Nama dua bersaudara Noorca Massardi dan Yudhistira Massardi—seperti halnya Radhar, AGS Arya Dipayana, dan seabrek nama lain––menemukan panggung ekspresinya. Mereka berbeda dengan para pendahulunya dalam konsep berteater sehingga ada wacana dan warna baru yang memperkaya idiom-idiom dunia panggung.

Pada saat yang sama, dunia perguruan tinggi di berbagai kota juga turut meramaikan dinamika berteater. Teater Rawamangun yang dimotori Fakultas Sastra Universitas Indonesia adalah nama yang pantas dikenang sumbangannya. Dikenang? Karena tradisi berteater di perguruan tinggi nyaris habis setelah itu.

Dalam konteks tradisi berteater, kita bisa melihat— menengok dan melongok— apa yang dikenal masyarakat sebagai Teatro LSPR. Kegiatan berteater yang dilakukan oleh lembaga pendidikan bidang komunikasi, London School of Public Relations (LSPR) Jakarta yang sejak tahun 2001 menyelenggarakan pentas teater secara kontinu, konsisten, dan menyuguhkan kualitas.

Untuk Februari 2012 ini saja,14 judul yang diangkat ke panggung, yang berarti 14 grup yang berbeda, dan di akhir bulan masih ada lagi festival yang diikuti grup-grup dari luar kampus. Bukan berlebihan bila LSPR sedang merencanakan pementasan yang ke-100, sebagai salah satu prestasi akademisnya.

Bahkan di tahun 2008 mereka mendapatkan rekor MURI sebagai penyelenggara pergelaran teater selama 20 hari berturut-turut.Dengan media khusus teater, Ideal,mereka bisa menjadi komunitas teater tersendiri kalau bukan satu-satunya.Dan kalau istilah Teater Akademi—yang dikaitkan dengan tokoh seperti Usmar Ismail,D Djajakusuma, Asrul Sani sampai Teguh Karya––bisa dipergunakan, rasa-rasanya juga tak terlalu jauh.
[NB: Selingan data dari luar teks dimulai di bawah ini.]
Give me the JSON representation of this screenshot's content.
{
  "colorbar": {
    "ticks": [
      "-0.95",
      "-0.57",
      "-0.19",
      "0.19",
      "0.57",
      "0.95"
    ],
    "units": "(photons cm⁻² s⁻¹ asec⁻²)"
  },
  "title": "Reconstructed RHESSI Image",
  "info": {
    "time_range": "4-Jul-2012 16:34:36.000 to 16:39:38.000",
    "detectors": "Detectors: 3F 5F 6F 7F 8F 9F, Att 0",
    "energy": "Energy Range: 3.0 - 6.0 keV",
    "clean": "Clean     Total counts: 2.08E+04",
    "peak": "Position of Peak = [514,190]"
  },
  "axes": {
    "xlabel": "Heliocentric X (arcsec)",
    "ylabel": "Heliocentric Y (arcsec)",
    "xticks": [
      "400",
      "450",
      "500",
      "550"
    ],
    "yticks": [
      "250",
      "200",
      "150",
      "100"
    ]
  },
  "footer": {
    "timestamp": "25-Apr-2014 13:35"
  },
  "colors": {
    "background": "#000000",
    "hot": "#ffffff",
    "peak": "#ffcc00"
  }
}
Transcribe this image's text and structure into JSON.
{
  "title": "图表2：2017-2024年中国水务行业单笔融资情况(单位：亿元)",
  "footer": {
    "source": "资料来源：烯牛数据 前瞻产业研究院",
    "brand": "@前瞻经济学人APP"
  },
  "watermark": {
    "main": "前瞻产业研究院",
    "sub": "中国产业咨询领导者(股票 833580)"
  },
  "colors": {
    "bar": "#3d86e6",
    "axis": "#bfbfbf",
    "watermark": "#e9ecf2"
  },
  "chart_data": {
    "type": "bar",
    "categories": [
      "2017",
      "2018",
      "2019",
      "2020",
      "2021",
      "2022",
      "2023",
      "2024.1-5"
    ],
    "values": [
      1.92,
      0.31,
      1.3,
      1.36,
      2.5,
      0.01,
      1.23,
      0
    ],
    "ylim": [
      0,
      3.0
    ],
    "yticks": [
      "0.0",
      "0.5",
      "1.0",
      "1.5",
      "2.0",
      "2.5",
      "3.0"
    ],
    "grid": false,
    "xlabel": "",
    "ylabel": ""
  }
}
Pada masa tahun 1955 itulah lahir Asdrafi,Akademi Seni Drama dan Film,di Yogyakarta serta ATNI, Akademi Seni Teater Indonesia, di Jakarta dengan pergumulan mulai terlibat dalam produksi film. LSPR memiliki pergumulan yang membedakan zaman di mana kini pentas model K-Pop, pentas Broadway bisa diikuti setiap kali melalui internet, di mana keinginan mementaskan Malin Kundang dan berbagai cerita tradisi masih menjadi pilihan.

Sejarah akan menempatkan posisinya dalam peristiwa teater di Indonesia. Satu hal yang pasti, daya tarik dunia teater masih besar dan diminati.Tahun lalu saya bersama beberapa teman melatih, sampai berpentas, anakanak dari daerah bencana: di Kaki gunung Merapi yang terkena lahar dan di Sidoarjo yang terkena lumpur.

Kami pun menemukan semangat sekaligus keceriaan untuk berpentas tanpa terkotak-kotak atau disekat oleh prasangka atau kecurigaan. Gema dan getar ini masih terasakan saat melihat Festival Teater LSPR, sebagai bagian dari tradisi berteater,menemukan kembali makna kebersamaan dalam prestasi,dalam sejuknya mata air berkesenian.